Saturday, January 3, 2009

Bank of America, Wells close mergers as banking transforms

By Jonathan Stempel

NEW YORK (Reuters) - Bank of America Corp completed its purchase of Merrill Lynch & Co and Wells Fargo & Co finished buying Wachovia Corp, the latest sea changes in a transformed banking industry facing dire economic times ahead.

The Merrill takeover was completed on Thursday, ending more than 94 years of independence for the Wall Street investment bank and brokerage. The Wachovia merger closed on Wednesday, marking the denouement for a lender that started in 1879 with what it deemed a "very adequate" $100,000 of capital.

Bank of America has said it would issue about 1.71 billion common shares to buy Merrill, equal to about $24.1 billion, plus 359,100 preferred shares. The Wachovia merger valued that bank at roughly $12.7 billion.

By adding Merrill, Bank of America vaulted over JPMorgan Chase & Co and Citigroup Inc to become the largest U.S. bank by assets, with about $2.7 trillion. Wells Fargo ranks fourth, with about $1.4 trillion. Bank of America and Wells Fargo are also the largest U.S. mortgage providers.

The mergers follow a year that saw several major U.S. financial providers find buyers, fail, or adopt new business structures amid the biggest financial crisis in decades, prompting the U.S. Treasury Department to craft the $700 billion Troubled Asset Relief Program to bail out the industry.

A year-long U.S. recession has caused banks' credit problems to soar. Economists believe the U.S. economy shrank as much as 6 percent in the fourth quarter and could decline at least through June, and expect the unemployment rate to soar well above 8 percent in 2009, up from November's 6.7 percent.

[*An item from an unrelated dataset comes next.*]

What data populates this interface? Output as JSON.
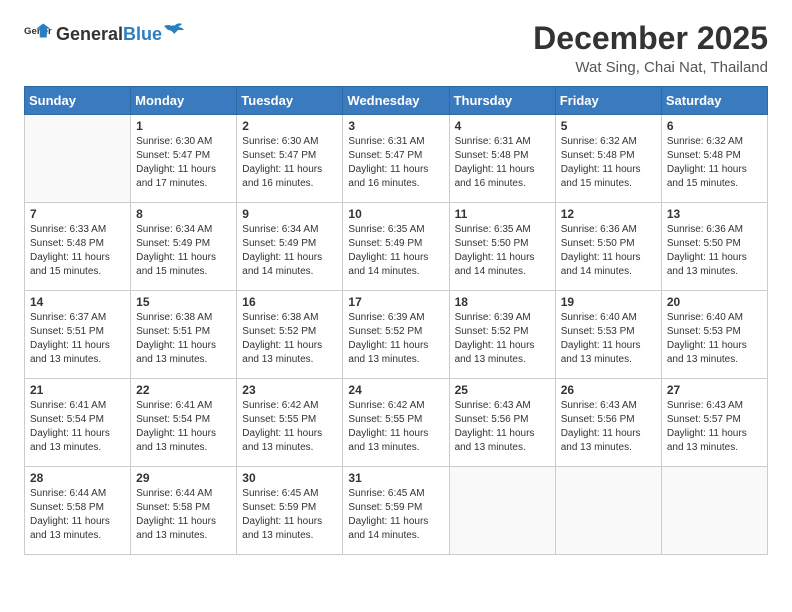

Merrill and Wachovia together suffered more than $48 billion of losses from January to September, largely because of writedowns tied to mortgages and other troubled debt.

Another big lender hurt by mortgage losses, Cleveland's National City Corp, was acquired Wednesday by Pittsburgh-based PNC Financial Services Group Inc for about $3.9 billion, based on reported common shares.

NEW CHALLENGE FOR LEWIS

Kenneth Lewis, chief executive of Charlotte, North Carolina-based Bank of America, had already spent some $110 billion on major acquisitions before buying Merrill, but his latest purchase may pose his greatest challenge yet.

He must stem defections from Merrill's "thundering herd" of 17,000 brokers and its investment bank, as he prepares to shed at least 30,000 jobs overall to help save $7 billion a year.

This follows a year when Bank of America shares fell 65.9 percent amid declining profitability, big exposure to the housing market and rising credit card delinquencies.

Adding Merrill makes the bank's brokerage, credit card, investment banking, mortgage and wealth management operations, plus its deposit base, the nation's largest or close to it.

"We are now uniquely positioned to win market share and expand our leadership position in markets around the world," Lewis said in a statement on Thursday.

While Bank of America and Merrill raised $25 billion of capital from the Treasury program, many analysts have said they may need more. Bank of America in October halved its dividend, and some analysts have said another cut may be needed.

John Thain, who was Merrill's chief executive, agreed to run Bank of America's global banking, securities and wealth management businesses.

ASSESSING WACHOVIA'S LOAN RISKS

In buying Wachovia, Wells Fargo trumped a lower bid by Citigroup, and more than doubled its size. Wells Fargo now has the nation's largest branch network, with more than 6,600 offices, and one of its largest deposit bases and brokerages.

Chief Executive John Stumpf is betting that San Francisco-based Wells Fargo properly assessed the risks in Wachovia's $482.4 billion loan portfolio, including a troubled $118.7 billion book of "option" adjustable-rate mortgages.

"We're being very thoughtful and deliberate in our three-year merger integration," Stumpf said in a statement.

On December 10, Wells Fargo said it expected to write down $71.4 billion of Wachovia's overall loan portfolio. The same day, Stumpf said at a conference that the housing slump was not over but that there were "early signs" a bottom might be near.

Wells Fargo is the nation's second-largest mortgage lender. It remained profitable by avoiding many of the risky loans that plagued Wachovia and caused Washington Mutual Inc to fail. Wells Fargo shares fell just 2.4 percent in 2008.

Merrill's common shareholders received 0.8595 of a Bank of America share for each of their shares. Wachovia shareholders got 0.1991 of a Wells Fargo share for each of their shares.